I know many will disagree, but the classic direct-response copywriting just doesn’t work for me. I don’t need a very explicit call to action if I like what I see/read. I will contact you if your story has won me over, not because you wrote “contact us!” and a few testimonials. And if something doesn’t work for me, I immediately have doubts it will work for other people. Does anyone really fall for the product or service because of the phrases like “top quality”, “satisfaction guaranteed” or “new formula”? It’s not a rhetorical question, I genuinely want to know. I have read hundreds of copywriting tips and tricks where to communicate to the target audience, I need to follow a certain pattern of writing. But what if my message doesn’t fit that pattern? What if that form makes it sound phoney and hollow? Is that a bad copywriting or is it a different kind of writing?

In my mind, if I’m writing about something, I research that something and then sharpen my metaphorical pencil to start writing about it to present it in its truest possible light. Only that way I can reach the genuine style for that certain something. I don’t research about HOW to write about something and then have the form which I have to fill with content. And I know there has been “content-first” and “content is the king” paroles in recent years but it seems to me that’s just form. Bad form. Because we still have to follow the Google’s instructions for indexing web pages if we want our sites to be relevant in their search. And let’s admit, we all want to be Google-relevant.

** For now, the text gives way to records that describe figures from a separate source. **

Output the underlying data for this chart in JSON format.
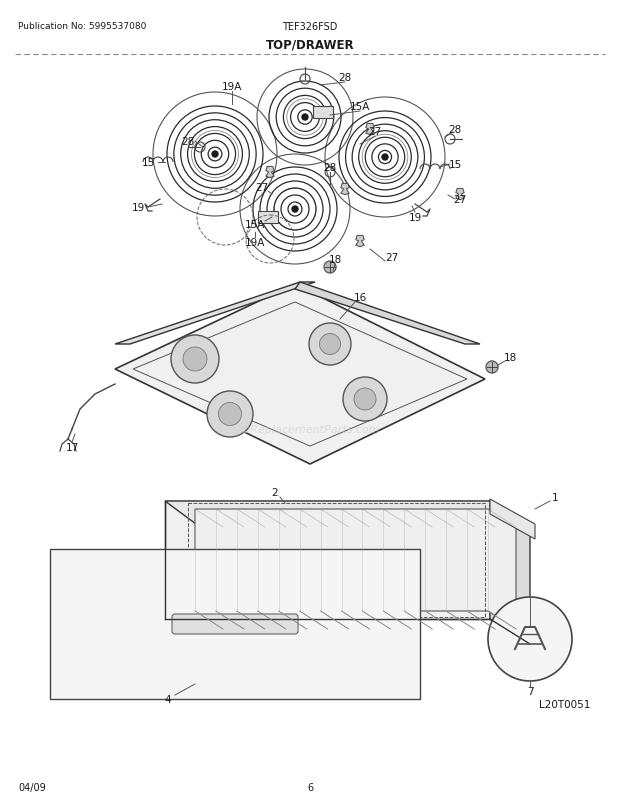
{
  "title": "TOP/DRAWER",
  "pub_no": "Publication No: 5995537080",
  "model": "TEF326FSD",
  "diagram_id": "L20T0051",
  "date": "04/09",
  "page": "6",
  "bg_color": "#ffffff",
  "text_color": "#1a1a1a",
  "watermark": "©ReplacementParts.com"
}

Coming to this part of the post, I thought maybe this post should be called formal complaint. It’s a decent play on words of my pro-content ramblings. But would it be true to the content of the post? Would a well-intentioned googled expect tips on how to write a formal complaint? Some SEO specialists would definitely advised me to call it something that would get a lot more hits than “whatchamacallit”. But why would I want to lure people to my content, people who are not interested in my content? I’d rather have 2 interested readers than 20 000 viewers looking for something else.